Monday, November 19, 2007

Go Put Your Strengths to Work

Winter is coming. I noticed on my morning walk that the Speed River is frozen today.

On my flight back from Montréal yesterday I read a Marcus Buckingham book called "Go Put Your Strengths to Work - 6 Powerful Steps to Achieve Outsanding Performance". I love the general thesis :

1 - Our greatest value comes from using our greatest strengths

2 - Work on strengths to become truly excellent.

Because it is a book about work, it speak to tailoring ones job around ones strengths. It offered some good examples of how to do this.

One interesting comment is that the study of strengths is disconnected from the study of weaknesses. If you study how someone fails, you do not learn how they could have succeeded (and I notice many people tend to look at the world that way - "they failed because they did not do X").
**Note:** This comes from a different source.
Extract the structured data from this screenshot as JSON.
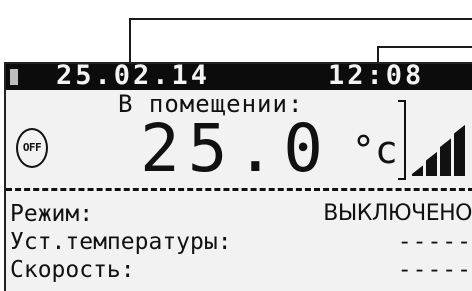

Only by studying success can you learn about success.

It cited polls that say most people are more interested in their weaknesses than strengths. Interesting...

It addresses who is best suited to judge strengths and argued that we each are best to pick our own. I am not as sure on this point. I think sometimes we have difficulty seeing the real us and choose a persona. It did make a valid point though that strengths should be those activities that give (not take) power and energy. And it would be true that only we could know that.

One thing I did not like, is it is tied closely to using a web page to do tests, watch a video etc. Partly this just seems like a money grab because you need a unique password (and as a heavy library user - not sure how that would work) and partly because for me reading a book is different that using a computer so this kills the book experience (not that there is anything wrong with computers). And of course I was on a plane so could not even try to connect if I wanted to.

3 Comments:

At 11:51 AM, Anonymous Anonymous said...

Every human being have weaknesses, Strenghts should be developed and weaknesses should be reduced to magnify strenghts.

http://tekno-world.blogspot.com

 
At 3:36 PM, Anonymous Anonymous said...

This is an excellent book, the best of Buckingham in my view. The Aha! Insight for me was his definition of strength as something that you are both good at and enjoy. I love to sing, but despite decades of lessons and hope, I remain talent-free. I also love to write, but since I seem to have some talent there, it has become the way I make my living.

 
At 12:05 PM, Blogger S said...

Jim,

I've been happily reading your blog for a couple of months. I've taken the opportunity to attend Jamie Broughton's seminar and also read some books you recommended. Your personal insights have been valuable to a young person like me.